A dead alkaline battery is found to contain a compound of Mn and O. It's analysis gives 69.6% Mn and 30.4% O
To find the empirical formula of the compound found in the dead alkaline battery, we need to determine the ratio of Mn to O.
Here's how you can calculate the empirical formula step by step:
Step 1: Convert the percentages to grams.
Assume we have a 100g sample of the compound.
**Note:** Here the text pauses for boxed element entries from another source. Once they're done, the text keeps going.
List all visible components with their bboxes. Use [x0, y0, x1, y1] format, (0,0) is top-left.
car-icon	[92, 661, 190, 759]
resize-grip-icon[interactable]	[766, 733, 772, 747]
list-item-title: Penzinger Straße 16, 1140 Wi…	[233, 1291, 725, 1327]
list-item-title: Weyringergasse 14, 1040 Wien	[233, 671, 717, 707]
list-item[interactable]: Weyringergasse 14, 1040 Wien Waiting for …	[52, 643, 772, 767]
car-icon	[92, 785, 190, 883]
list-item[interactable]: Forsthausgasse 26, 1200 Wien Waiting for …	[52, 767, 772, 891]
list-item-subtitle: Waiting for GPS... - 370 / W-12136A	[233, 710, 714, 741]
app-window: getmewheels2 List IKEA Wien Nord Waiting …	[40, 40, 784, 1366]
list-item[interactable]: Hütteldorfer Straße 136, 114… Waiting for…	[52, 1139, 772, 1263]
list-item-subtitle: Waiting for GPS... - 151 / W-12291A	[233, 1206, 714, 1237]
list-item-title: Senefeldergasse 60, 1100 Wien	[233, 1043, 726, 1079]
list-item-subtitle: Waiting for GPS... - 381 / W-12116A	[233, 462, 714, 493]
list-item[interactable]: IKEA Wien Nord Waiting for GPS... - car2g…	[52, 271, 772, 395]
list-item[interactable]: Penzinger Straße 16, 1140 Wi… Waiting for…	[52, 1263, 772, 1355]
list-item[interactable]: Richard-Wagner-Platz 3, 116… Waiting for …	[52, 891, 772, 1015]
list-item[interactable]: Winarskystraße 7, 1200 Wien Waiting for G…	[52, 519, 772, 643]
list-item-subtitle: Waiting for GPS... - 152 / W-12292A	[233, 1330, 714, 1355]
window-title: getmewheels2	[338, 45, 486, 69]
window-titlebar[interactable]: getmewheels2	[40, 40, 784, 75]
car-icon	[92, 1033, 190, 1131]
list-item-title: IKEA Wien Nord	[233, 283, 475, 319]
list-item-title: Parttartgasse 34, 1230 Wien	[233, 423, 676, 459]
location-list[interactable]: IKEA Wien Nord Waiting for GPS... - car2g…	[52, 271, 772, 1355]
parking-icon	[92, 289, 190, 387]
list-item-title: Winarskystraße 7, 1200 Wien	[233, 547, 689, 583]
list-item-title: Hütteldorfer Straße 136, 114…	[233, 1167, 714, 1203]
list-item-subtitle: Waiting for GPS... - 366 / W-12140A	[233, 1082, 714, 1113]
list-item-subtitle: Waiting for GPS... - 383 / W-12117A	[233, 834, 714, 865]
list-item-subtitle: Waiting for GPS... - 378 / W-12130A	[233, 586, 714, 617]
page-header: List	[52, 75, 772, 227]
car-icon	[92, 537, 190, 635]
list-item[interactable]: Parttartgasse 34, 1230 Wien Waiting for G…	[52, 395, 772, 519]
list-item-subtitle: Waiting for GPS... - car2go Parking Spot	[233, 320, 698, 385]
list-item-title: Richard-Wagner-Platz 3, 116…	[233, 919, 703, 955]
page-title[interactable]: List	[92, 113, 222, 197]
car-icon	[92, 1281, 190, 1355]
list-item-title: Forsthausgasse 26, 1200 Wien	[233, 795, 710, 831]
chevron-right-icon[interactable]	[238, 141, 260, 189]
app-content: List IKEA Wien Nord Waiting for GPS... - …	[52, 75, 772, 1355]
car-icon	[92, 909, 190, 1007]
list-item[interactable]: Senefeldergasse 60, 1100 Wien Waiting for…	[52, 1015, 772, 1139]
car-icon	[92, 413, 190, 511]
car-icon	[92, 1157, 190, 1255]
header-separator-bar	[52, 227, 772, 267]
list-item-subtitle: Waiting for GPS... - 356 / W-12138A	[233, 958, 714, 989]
This means we have 69.6g of Mn and 30.4g of O.
Step 2: Convert grams to moles.
To convert grams to moles, we need to divide the mass of each element by its molar mass.
The molar mass of Mn is approximately 54.938 g/mol, and the molar mass of O is approximately 15.999 g/mol.
Number of moles of Mn = 69.6 g / 54.938 g/mol ≈ 1.267 mol
Number of moles of O = 30.4 g / 15.999 g/mol ≈ 1.900 mol
Step 3: Find the simplest whole-number ratio.
Divide the moles of each element by the smaller number of moles to obtain the simplest ratio.
In this case, the number of moles of Mn is approximately 1.267, and the number of moles of O is approximately 1.900.
Dividing by 1.267 gives us 1 Mn and dividing by 1.267 gives us approximately 1.500 O.
Step 4: Adjust the ratio to whole numbers if necessary.
In this case, the ratio of Mn to O is approximately 1:1.5. To obtain whole numbers, we can multiply the ratio by 2 to get 2:3.
Therefore, the empirical formula of the compound is Mn2O3.